Europan : repenser l’urbanisme du Campus d’Orsay de Paris-Sud

Par Marie Beuneu / Publié le 13 mai 2014

Le 30 avril 2014, au Bâtiment des Colloques, les lauréats du concours d’urbanisme et d’architecture Europan ont présenté leur projet pour l’entrée ouest du Campus d’Orsay de l’Université Paris-Sud.

« La ville adaptable, insérer les rythmes urbains »

En 2012, l’Établissement public Paris-Saclay, en partenariat avec l’Université Paris-Sud, la mairie de Bures-sur-Yvette, la CAPS et le CROUS, proposait un site du campus d’Orsay à l’étude pour le concours Europan. Bi-annuel, ce concours d’idées permet à de jeunes architectes et urbanistes d’étudier des situations urbaines concrètes dans une vingtaine de pays européens. Cette année, le thème portait sur « la ville adaptable, insérer les rythmes urbains ».


La présentation des lauréats du concours le 30 avril 2014 © Marie Beuneu

Située à l’entrée ouest du campus d’Orsay et à proximité du centre-ville de Bures-sur-Yvette, la parcelle proposée à l’étude présentait de nombreux défis, allant de la valorisation des paysages naturels aux relations entre ville et université en passant par l’insertion du site dans le Campus Paris-Saclay.

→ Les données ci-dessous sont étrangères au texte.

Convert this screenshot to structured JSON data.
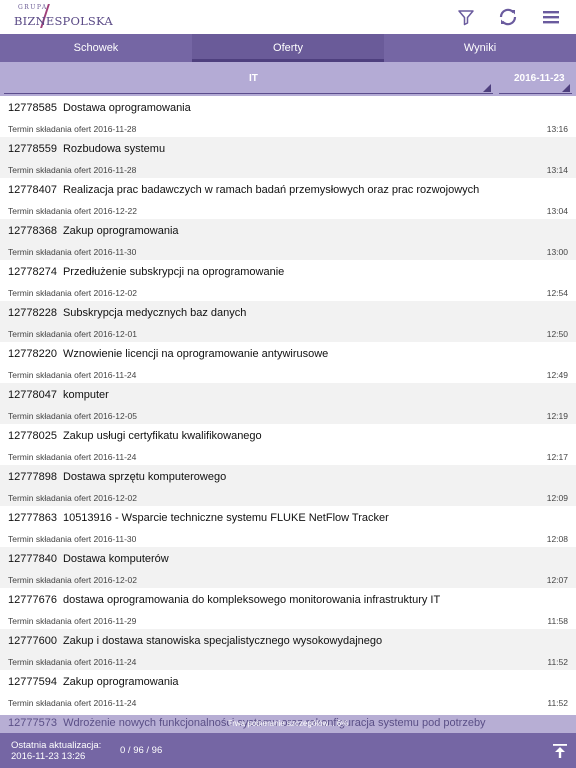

Parmi les 46 équipes ayant choisi de travailler sur ce site, deux projets ont été désignés lauréats et l’un d’entre eux a reçu une mention spéciale lors du jury final en décembre 2013.

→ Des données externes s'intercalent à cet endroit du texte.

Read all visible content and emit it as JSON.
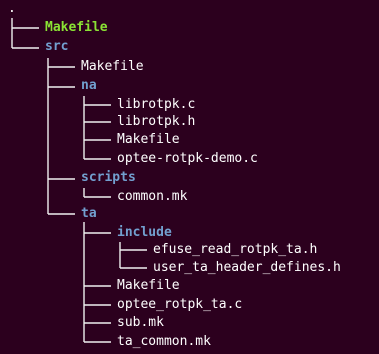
{
  "terminal": {
    "colors": {
      "background": "#2c001e",
      "directory": "#729fcf",
      "executable": "#8ae234",
      "file": "#ffffff",
      "tree_lines": "#f0f0f0"
    },
    "tree": {
      "root": ".",
      "entries": [
        {
          "name": "Makefile",
          "kind": "executable"
        },
        {
          "name": "src",
          "kind": "directory"
        },
        {
          "name": "Makefile",
          "kind": "file"
        },
        {
          "name": "na",
          "kind": "directory"
        },
        {
          "name": "librotpk.c",
          "kind": "file"
        },
        {
          "name": "librotpk.h",
          "kind": "file"
        },
        {
          "name": "Makefile",
          "kind": "file"
        },
        {
          "name": "optee-rotpk-demo.c",
          "kind": "file"
        },
        {
          "name": "scripts",
          "kind": "directory"
        },
        {
          "name": "common.mk",
          "kind": "file"
        },
        {
          "name": "ta",
          "kind": "directory"
        },
        {
          "name": "include",
          "kind": "directory"
        },
        {
          "name": "efuse_read_rotpk_ta.h",
          "kind": "file"
        },
        {
          "name": "user_ta_header_defines.h",
          "kind": "file"
        },
        {
          "name": "Makefile",
          "kind": "file"
        },
        {
          "name": "optee_rotpk_ta.c",
          "kind": "file"
        },
        {
          "name": "sub.mk",
          "kind": "file"
        },
        {
          "name": "ta_common.mk",
          "kind": "file"
        }
      ]
    }
  }
}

Le 30 avril 2014, les trois équipes ont présenté leur projet devant une soixantaine de personnes, parmi lesquelles le Président de l’Université Paris-Sud, Jacques Bittoun, le Vice-Président Jean-Michel Lourtioz, le maire de Bures-sur-Yvette, Jean-François Vigier, le Directeur Général Délégué de l’EPPS, Guillaume Pasquier, ainsi que des représentants des partenaires du projet.

Des projets valorisant la mixité et les paysages naturels

Le projet de Maia Tüür et Yoann Dupouy, « Reversing the grid », s’axe sur le dialogue entre ville et nature et sur les liens entre plateau et vallée. En réponse aux projets du paysagiste Michel Desvigne sur le plateau de Saclay, l’équipe propose de calquer ce modèle dans la vallée en inversant la grille urbanisme / paysage. Pour cela, ils imaginent une « grille naturelle », l’implantation de « clairières universitaires » et des zones de « ville intermédiaire ».

Le projet restructure les espaces verts avec une grille d’allées piétonnières, épousant les particularités du paysage et intégrant des équipements sportifs. Les clairières universitaires relient les bâtiments autour d’espaces publics et les zones de ville intermédiaire propose des lieux de mixité (logements, commerce…).


La carte du site étudié. Copyright les contributeurs d'OpenStreetMap

Le projet du Collectif George, «  Lieu(x) de négociation(s) », s’attache à la fédération de publics différents (étudiants, chercheurs, enseignants-chercheurs, riverains…), à la mutualisation d’équipements et à la mobilité sur le campus. Il prévoit des plateformes-paliers parallèles aux courbes de niveau et proposant des programmes différents : la plateforme du centre rassemble par exemple logements et commerces tandis que celle du petit plateau contient des équipements mixtes ville-université (centre sportif, co-résidence). Chacune de ces plateformes, réunissant des partenaires différents, appelle à négociation.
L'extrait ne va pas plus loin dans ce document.